Paylaş
Bir hafta arayla önüme iki dergi geldi.
İkisinin de kapağı ilginçti.
Bazı gazetelerde birincisinin büyük fotoğraflarını gördünüz.
TÜSİAD’ın “Görüş” Dergisi yeniden yayınlanmaya başladı.
Yayınlandığı yıllarda bu dergiyi çok beğenirdim.
Eleştirdiğim yazıları da oldu ama çok canlı, demokrasiye çok katkıları olan yazılar yayınlanmıştı.
TÜSİAD, ilk sayıda derginin kapağına öyle bir fotoğraf koydu ki, makale yazmaya bile gerek yok.
Parlamento’da kendilerine ayrılan grup bölmelerinde oturan milletvekillerini gösteren fotomontaj fotoğraf çok çarpıcıydı.
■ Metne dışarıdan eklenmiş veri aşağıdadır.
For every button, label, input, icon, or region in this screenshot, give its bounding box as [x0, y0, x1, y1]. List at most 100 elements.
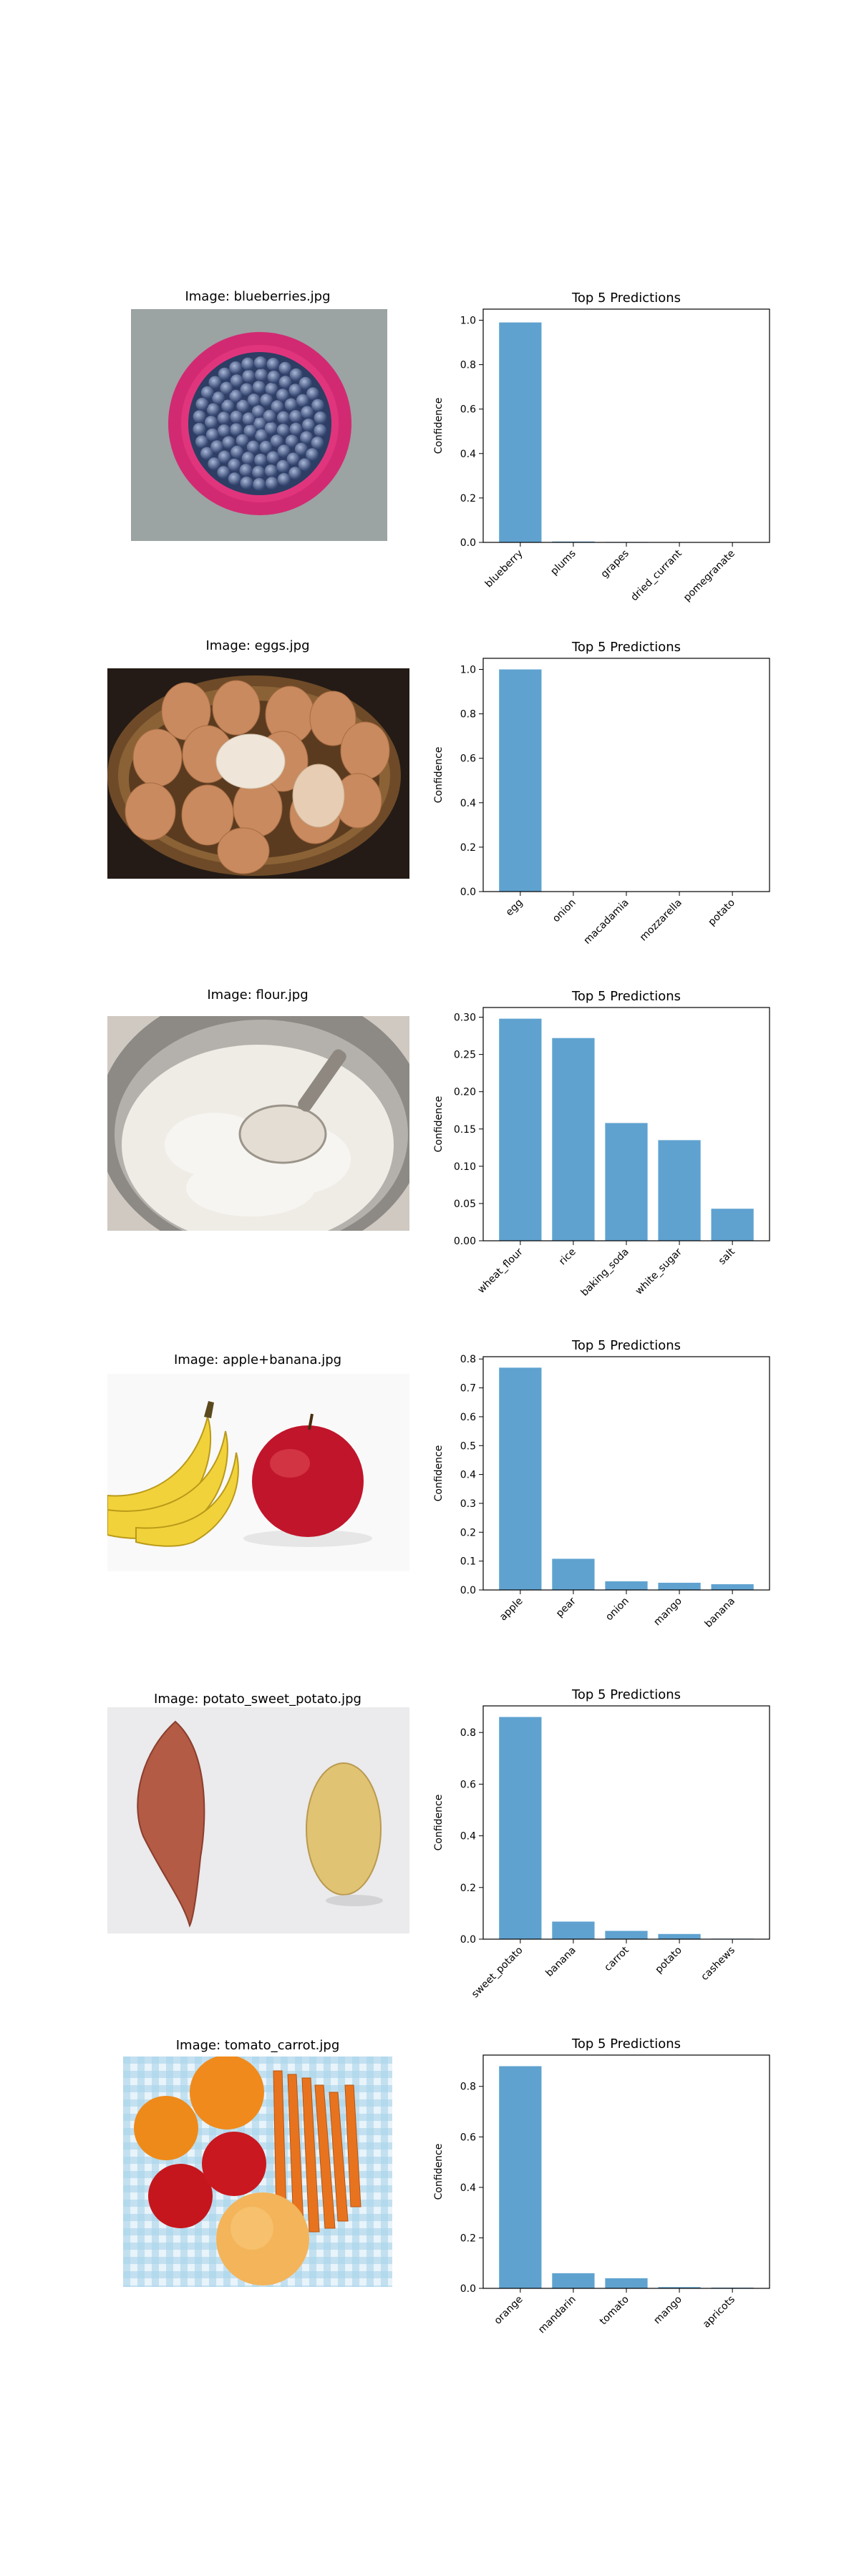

Bir grupta oturanların hepsi Tayyip Erdoğan, ötekinde Deniz Baykal, üçüncüsünde ise Devlet Bahçeli’ydi.
Kabul edelim ki, dergi için cesur bir başlangıç.
Mesajı da çok açık:
Parti içi demokrasi yok. Bütün milletvekillerini lider seçiyor.
Yani bu ülkede “lider sultası” var.
Yıllarca hatırlanacak bir dergi kapağı.
Bu arada küçük bir ayrıntıyı da öğrendim.
Derginin kapağı için birbirinden tamamen farklı iki tasarım hazırlanmış.
Yönetim bu kapağı tercih etmiş.
* * *
O kapak üzerine düşünürken, bu defa NTV’nin yayınladığı “Tarih” Dergisi önüme geldi.
Onun da kapağı çok ilginç.
“Basına baskı geleneği.”
Zekice bulunmuş bir başlık.
Çünkü “hünsa”.
O yüzden iyi bir analizini yapmak lazım.
- Kapak açıkça diyor ki: “Basın üzerinde baskı var”.
Yani bu bakımdan Erdoğan iktidarını eleştiriyor.
Hemen karar vermeyin.
- “Basına baskı”dan söz ediyor ama hemen ondan sonra gelen kelime işin rengini değiştiriyor.
“Geleneği.”
Demek ki, bugün yapılan baskılar, sadece Erdoğan iktidarına özgü değil.
Bu işin Türkiye’de geleneği var.
Yani, eskiden de aynı uygulamalar yapılırdı.
Anlayacağınız kapağı iki ayrı açıdan okuyabilirsiniz.
Bir yandan bakıp, “Bu hükümet basına baskı yapıyor” diyebilirsiniz.
Öteki yandan bakıp, iktidara hafifletici bir neden bulabilirsiniz.
“Ama bundan öncekiler de yapıyordu.”
Gerçi bundan öncekilerde 5 milyar dolar vergi cezası yoktu ama medyaya baskı baskıdır.
Her ne olursa olsun, bu konuyu kapağa taşımak bile başlı başına mesaj.
* * *
Üzerinde durmamız gereken bir ayrıntı daha var.
Bu dergileri yayınlayan kuruluşlar, “jakoben laikçi” değil.
“Kronik AK Parti düşmanı” da değil.
Tam aksine, liberal ekonomiye sonuna kadar inanmış, demokratikleşme konusunda rüştlerini ispatlamış kurumlar.
Yani, söyledikleri hemen üzeri çizilip atılacak şeyler değil.
Diyeceğim bu kapakları, özellikle bugünlerde iyi okumak lazım.
Bir Anayasa değişikliğine hazırlanıyoruz.
Toplumda, AK Parti ve ona kayıtsız şartsız destek veren bir avuç dogmatik aydın dışında hemen herkesin ve kurumun bazı itirazları var.
Birçok insan ve kurum, sivil anayasa fikrini destekliyor, daha demokratik bir anayasa yapılmasından yana.
Ama Anayasa değişikliğinin, “Yargıya kendi adamımızı tayin edelim” tutkusuna esir edilmesine itiraz ediyor.
Etraf akılsız dostlarla dolu. Her gün Başbakan’a, cengâver tavırlarla “Vur kır, ez geç, nakavt et, yaralı bırakma” nasihatleri veriyorlar.
Demokrat olmak isteyen bir ülke, en temel kurallar bütünü olan anayasasını bu duygularla ve kavramlarla tartışabilir mi?
O yüzden diyorum ki, sakin, demokrasiden yana samimi kurumların dergilerinin kapaklarına bakmak daha doğru.
Çünkü söylenemeyen, açıkça söylenemeyen, orada söyleniyor.